Protestos anti-imigrantes em frente a hotéis têm sido uma ocorrência regular nos últimos meses

‘Após esse relato, os policiais compareceram imediatamente ao hotel para colher depoimentos e identificar e prender o suposto suspeito.

“Acusámos agora Melaku Gebresembet, 23 anos, de Highfield Lane, Southampton, de agressão sexual.

‘Ele é um cidadão etíope e foi detido sob custódia para comparecer ao Tribunal de Magistrados de Southampton esta manhã (21 de janeiro).’

O hotel tornou-se o foco de protestos semanais anti-imigração nos últimos meses, que são regularmente combinados com contra-protestos de grupos anti-apartheid.

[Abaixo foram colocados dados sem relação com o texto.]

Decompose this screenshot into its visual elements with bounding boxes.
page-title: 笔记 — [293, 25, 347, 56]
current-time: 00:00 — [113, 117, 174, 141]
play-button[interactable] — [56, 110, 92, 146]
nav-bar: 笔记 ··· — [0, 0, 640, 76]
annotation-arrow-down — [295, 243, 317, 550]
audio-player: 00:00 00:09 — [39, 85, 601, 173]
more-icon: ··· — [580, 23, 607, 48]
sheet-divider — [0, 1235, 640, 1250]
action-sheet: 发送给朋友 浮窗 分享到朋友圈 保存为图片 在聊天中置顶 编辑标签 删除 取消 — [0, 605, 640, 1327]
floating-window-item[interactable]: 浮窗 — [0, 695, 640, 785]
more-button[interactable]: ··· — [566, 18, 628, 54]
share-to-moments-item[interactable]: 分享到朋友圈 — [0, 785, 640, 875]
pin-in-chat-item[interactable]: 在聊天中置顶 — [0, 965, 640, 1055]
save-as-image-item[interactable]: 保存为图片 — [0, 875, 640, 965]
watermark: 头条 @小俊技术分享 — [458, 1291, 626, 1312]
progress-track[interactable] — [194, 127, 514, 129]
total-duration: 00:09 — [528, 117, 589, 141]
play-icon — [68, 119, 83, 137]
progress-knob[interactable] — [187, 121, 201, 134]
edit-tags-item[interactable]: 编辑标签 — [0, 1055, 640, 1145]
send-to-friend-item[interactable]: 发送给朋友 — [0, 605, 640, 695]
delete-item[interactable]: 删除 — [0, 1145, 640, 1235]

O Senno Bar and Restaurant, que divide prédio com o Highfield House Hotel, fechou no início deste mês.

Os seus directores dizem que os imigrantes prejudicaram o negócio e tornaram quase impossível o seu funcionamento.

Eles alegaram que o estacionamento estava trancado há meses e os hoteleiros ignoraram repetidamente seus pedidos de ajuda.

O Restaurante Seno fazia parte do edifício Highfield House Hotel em Southampton

O Restaurante Seno fazia parte do edifício Highfield House Hotel em Southampton

O líder do partido UKIP, Nick Tenkony, em um protesto anti-imigrante fora do hotel em outubro

O líder do partido UKIP, Nick Tenkony, em um protesto anti-imigrante fora do hotel em outubro

Uma porta-voz do especialista em alimentação britânico disse: ‘É com grande tristeza que anunciamos que o Restaurante Senno fechará suas portas em 1º de janeiro de 2026.

«Apesar dos nossos melhores esforços para continuar a negociar, tornou-se frustrantemente impossível operar devido a problemas contínuos com o Highfield Hotel onde estamos sediados, que agora se tornou o lar de mais de 100 imigrantes ilegais.

“Os proprietários do hotel ignoraram os nossos pedidos de ajuda com os danos contínuos causados ​​pelos residentes do hotel e trancaram o parque de estacionamento durante muitos meses, o que significa que os nossos clientes não podem estacionar e entrar no restaurante.”

A Polícia de Hampshire está realizando reuniões trimestrais com a comunidade, onde os moradores locais podem expressar quaisquer preocupações.

O superintendente Alex Charge disse no início deste mês: ‘Sei que estes protestos podem perturbar a vida dos residentes locais e suscitam uma série de emoções, mas estamos empenhados em garantir que possam ser facilitados com segurança – para os participantes e para o público em geral – e que a perturbação para a comunidade possa ser reduzida ao mínimo.’